William H. Fisher, a Korean War veteran who worked at some of the city’s eminent financial firms, died June 16 of a stroke. He was days shy of his 90th birthday.
Born in 1928, Mr. Fisher grew up along the Maryland-Pennsylvania border in a town settled by Welsh laborers called Delta, Pa. As a youth, he played in the abandoned pits of local quarries where workers had long excavated Peach Bottom slate. Often called the best slate in the world, Peach Bottom slate was used to make blackboards, roof tiles and gravestones.
Mr. Fisher’s father, William John Fisher, was a contractor, and his mother, Iva, was a homemaker. He had two older sisters: Marian (known as “Boots”) and Edith.
He studied accounting at the University of Maryland, where he also met his future wife, Jean Devries Reifschneider.
The couple moved to Baltimore after graduation. During the Korean War, Mr. Fisher did one tour of duty and was awarded the Bronze Star for his service.
After the war, Mr. Fisher returned to Baltimore and began his career in finance. His first job was at the accounting firm Lybrand, Ross Bros & Montgomery, which later became part of PricewaterhouseCoopers. In 1959, he joined Legg & Co., which became Legg Mason, before becoming a senior vice president and treasurer at Equitable Bank.
At Legg & Co., he met longtime friend Jim Stradner. “I guess one could say that we were both new to the investment business,” said Mr. Stradner. Another bond: “We both had young children and old houses,” he said.

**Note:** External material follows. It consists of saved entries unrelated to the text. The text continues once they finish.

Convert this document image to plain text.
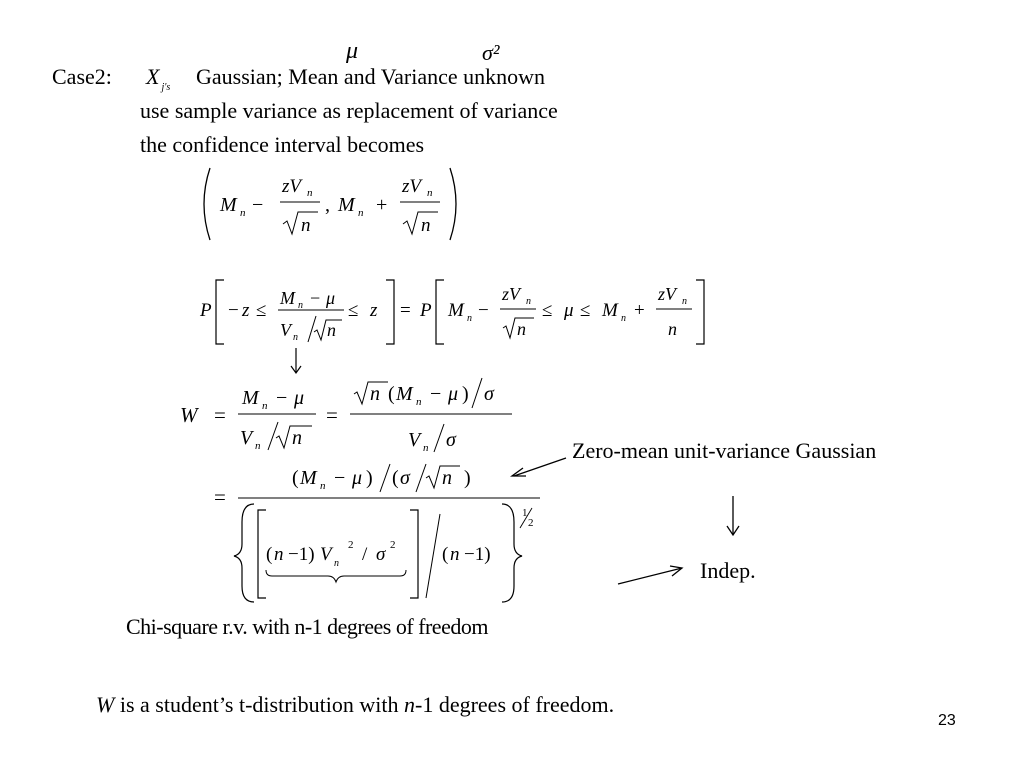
Case2: X $_{j's}$
μ	σ²
Gaussian; Mean and Variance unknown
use sample variance as replacement of variance
the confidence interval becomes
M n −
zV n
n
, M n +
zV n
n
P − z ≤
M n − μ
V n n
≤ z = P M n −
zV n
n
≤ μ ≤ M n +
zV n
n
W =
M n − μ
V n n
=
n ( M n − μ ) σ
V n σ
=
( M n − μ ) ( σ n )
( n −1) V n
2 / σ 2 ( n −1)
1
2
Zero-mean unit-variance Gaussian
Indep.
Chi-square r.v. with n-1 degrees of freedom
W is a student’s t-distribution with n-1 degrees of freedom.
23
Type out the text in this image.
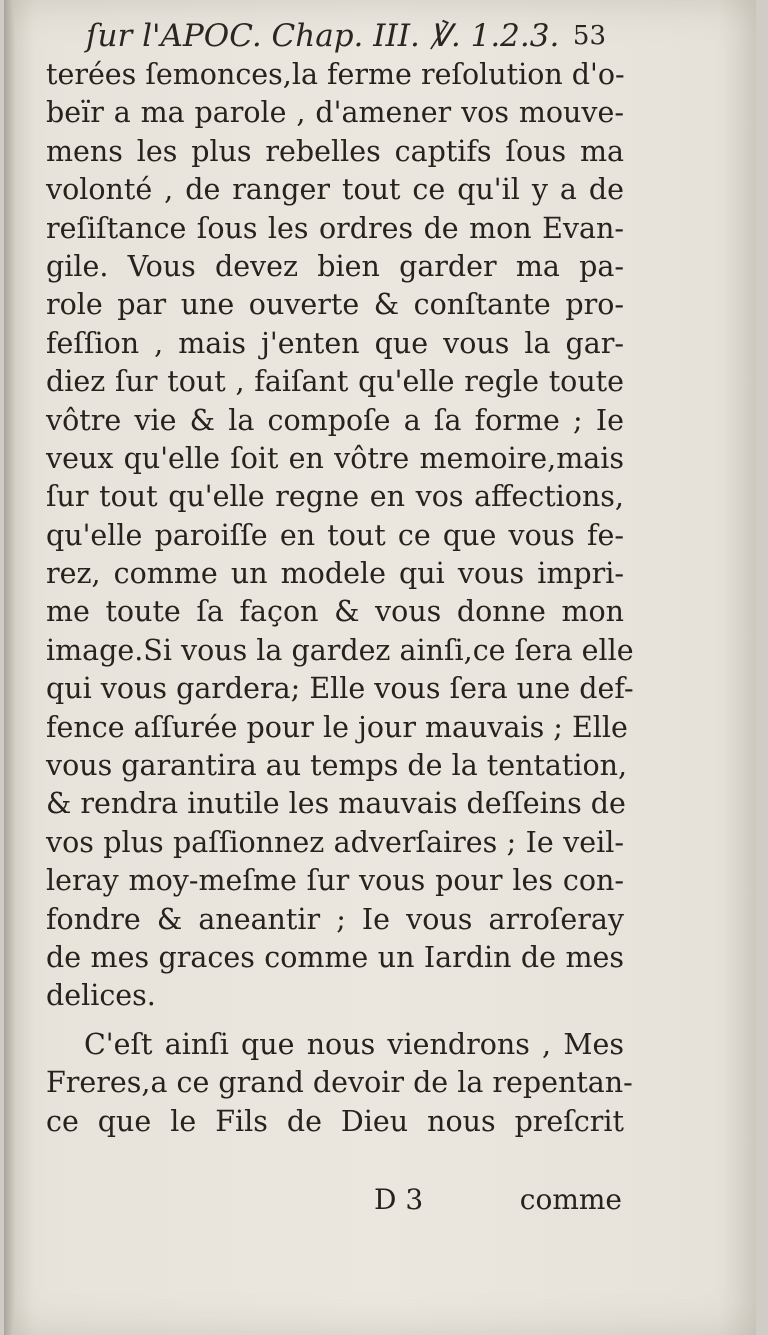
ſur l'APOC. Chap. III. ℣. 1.2.3. 53
terées ſemonces,la ferme reſolution d'o-
beïr a ma parole , d'amener vos mouve-
mens les plus rebelles captifs ſous ma
volonté , de ranger tout ce qu'il y a de
reſiſtance ſous les ordres de mon Evan-
gile. Vous devez bien garder ma pa-
role par une ouverte & conſtante pro-
feſſion , mais j'enten que vous la gar-
diez ſur tout , faiſant qu'elle regle toute
vôtre vie & la compoſe a ſa forme ; Ie
veux qu'elle ſoit en vôtre memoire,mais
ſur tout qu'elle regne en vos affections,
qu'elle paroiſſe en tout ce que vous fe-
rez, comme un modele qui vous impri-
me toute ſa façon & vous donne mon
image.Si vous la gardez ainſi,ce ſera elle
qui vous gardera; Elle vous ſera une def-
fence aſſurée pour le jour mauvais ; Elle
vous garantira au temps de la tentation,
& rendra inutile les mauvais deſſeins de
vos plus paſſionnez adverſaires ; Ie veil-
leray moy-meſme ſur vous pour les con-
fondre & aneantir ; Ie vous arroſeray
de mes graces comme un Iardin de mes
delices.
C'eſt ainſi que nous viendrons , Mes
Freres,a ce grand devoir de la repentan-
ce que le Fils de Dieu nous preſcrit
D 3	comme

Mr. Fisher lived in Towson’s Stoneleigh neighborhood with his first wife and their two sons. He was very handy around the house, recalled his son David Fisher. “He could build cabinets, he was always putting things together,” he said.
Mr. Stradner remembered his friend as “a great gentleman” who was “very financially astute.” In business, Mr. Fisher advocated for companies to think always of the future and to adopt technology like mainframe computers. But just as noteworthy were his interpersonal skills, said Mr. Stradner.
“He was very good with people, and that includes people that were above him and also below him,” said Mr. Stradner.
Mr. Fisher trained his sons in the ways of a gentleman, recalled David Fisher, to stand when a woman enters the room and to always hold the door.
“‘When you shake a person’s hand, you shake it with a firm grip and you look them in the eye,’” he told them. It’s a habit the younger Mr. Fisher said he carries with him to this day. “Whenever I get a firm handshake from someone, I’m always impressed,” he said.
In his free time, Mr. Fisher enjoyed competitive sailing on the Chesapeake Bay, goose hunting on the Eastern Shore, and camping out and waking up before dawn on freezing cold mornings. He also belonged to a number of social organizations including the Ski Club of Maryland and served as a volunteer treasurer for the Church of the Good Shepherd and on the Stoneleigh PTA.
The first Mrs. Fisher died in 1995. That year, Mr. Fisher met Mary Lu Mercer Holter, a consulting executive with IBM, while she was working in her garden. He offered to help with a project she was struggling with.
“He was my knight in shining armor,” said the second Mrs. Fisher. “He was the love of my life and I was very, very fortunate.”
Mr. Fisher felt conflicted by the love he still had for his recently deceased wife and his new flame. But a counselor assured him that “loving them both doesn’t diminish your love for either one,” said Mrs. Fisher.
The two married in 1996, and for more than two decades enjoyed traveling around the world, often on cruises. The second marriage, said David Fisher, “opened up an entire experience” for his father. “The man got to places I’ll never see,” he said.
Mrs. Fisher looked back on their many trips fondly. “The world is full of wonderful people and we truly enjoyed them,” she said.
For one trip, they returned to the area of South Korea where Mr. Fisher had lived during the war. While they were there, said Mrs. Fisher, people would approach him to ask, “Did you fight for our country?” When he told them he had, she said, “they would bow with their hands clasped as if in prayer and they would say, ‘Thank you, thank you, thank you.’”
Services will be held at the Church of the Good Shepherd in Towson at 11 a.m. on July 14.